Item 19 (transitional provision) would provide that the Regulator may remove all historical information about GM products from the GMO Record.
Part 5 – Restrictions on licence variations
The Regulator is restricted in how licences can be varied. This is so that variations cannot be used to extend the coverage of licences unreasonably. Item 20 would modify one of these restrictions to broaden the information which may be taken into account by the Regulator when assessing variation applications from licence holders.
Previously, the Regulator could only vary a licence if the risk assessment and risk management plan (RARMP) prepared for the original licence application covered the risks posed by the dealings proposed to be authorised by the licence as varied. This ensured that a comprehensive RARMP considered any risks posed by dealings conducted under a varied licence. As the same or similar GMOs and dealings may be subject to more than one application and assessment, Item 20 would allow the Regulator to take into account RARMPs prepared for licence applications (for which licences have been issued) other than the licence to be varied. This would allow licence variations to proceed provided potential risks associated with the dealings are adequately assessed in an existing RARMP, and would avoid some circumstances where applicants would need to seek a new licence.

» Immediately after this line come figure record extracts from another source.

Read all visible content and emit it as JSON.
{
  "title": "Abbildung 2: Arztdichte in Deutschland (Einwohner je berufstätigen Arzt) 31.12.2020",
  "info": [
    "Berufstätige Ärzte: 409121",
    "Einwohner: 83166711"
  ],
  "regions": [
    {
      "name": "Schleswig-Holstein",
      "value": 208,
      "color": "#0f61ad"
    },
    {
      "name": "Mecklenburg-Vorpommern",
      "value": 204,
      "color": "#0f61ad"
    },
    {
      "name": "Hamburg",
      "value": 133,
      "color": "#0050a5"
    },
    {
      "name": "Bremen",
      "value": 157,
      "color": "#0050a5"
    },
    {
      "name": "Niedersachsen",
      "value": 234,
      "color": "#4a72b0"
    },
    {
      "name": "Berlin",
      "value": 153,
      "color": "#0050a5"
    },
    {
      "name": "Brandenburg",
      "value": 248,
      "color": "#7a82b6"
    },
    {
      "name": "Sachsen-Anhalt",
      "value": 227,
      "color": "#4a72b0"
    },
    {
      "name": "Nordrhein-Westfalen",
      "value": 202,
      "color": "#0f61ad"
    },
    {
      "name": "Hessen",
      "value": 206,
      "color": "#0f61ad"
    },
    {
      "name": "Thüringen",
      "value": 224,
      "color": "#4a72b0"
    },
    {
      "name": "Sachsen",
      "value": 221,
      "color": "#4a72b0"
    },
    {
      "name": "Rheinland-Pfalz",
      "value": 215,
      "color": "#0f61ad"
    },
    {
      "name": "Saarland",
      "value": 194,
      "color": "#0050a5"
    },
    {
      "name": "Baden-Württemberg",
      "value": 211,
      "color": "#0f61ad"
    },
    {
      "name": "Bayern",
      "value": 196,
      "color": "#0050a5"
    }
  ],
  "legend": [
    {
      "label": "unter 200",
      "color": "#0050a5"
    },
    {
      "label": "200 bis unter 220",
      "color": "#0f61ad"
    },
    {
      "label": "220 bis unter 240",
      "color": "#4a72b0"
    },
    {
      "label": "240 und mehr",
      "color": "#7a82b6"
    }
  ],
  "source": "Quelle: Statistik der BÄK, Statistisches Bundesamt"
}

In considering licence variation applications that utilise risk assessments contained in RARMPs for other licences, the Regulator would consider whether the two licences involve similar GMOs or similar dealings. For example, a limited and controlled plant DIR licence could potentially be varied to include dealings with a GMO of the same parent species carrying another gene or new methods of destroying GMOs, provided that these dealings had been assessed in the RARMP for another licence relating to the same parent species. For DNIRs, licences could potentially be varied to include, for example, in vivo experiments with a GMO which is licenced for in vitro experiments, provided another RARMP considers in vivo dealings with the same GMO or with GMOs from the same parent organism with similar modifications.
Item 20 would also remove an unintended restriction on the Regulator’s ability to initiate licence variations. Amended subsection 71(2B) would apply only to variations which have been applied for, not to variations initiated by the Regulator. This is necessary because if the Regulator becomes aware of risks posed by licenced dealings which are not covered in the original RARMP or any other RARMP, the Regulator would then be able to initiate a variation to manage those risks, to protect the health and safety of people and the environment.
Item 21 (application) would require that the amended provisions apply to variation applications made to the Regulator but not decided at the time of commencement, and to new variation applications made on or after commencement.
Part 6 - Technical amendments
Item 22 would clarify ambiguous wording of a phrase in paragraph 30(a).
Item 23 would amend the list of considerations which the Regulator must make before the Governor-General can declare dealings to be Notifiable Low Risk Dealings (NLRDs). The amended considerations would require the Regulator to consider any risks to the health and safety of people and the environment and, if there is any risk, whether generic NLRD requirements prescribed under subsection 75(2) would be sufficient to manage that risk.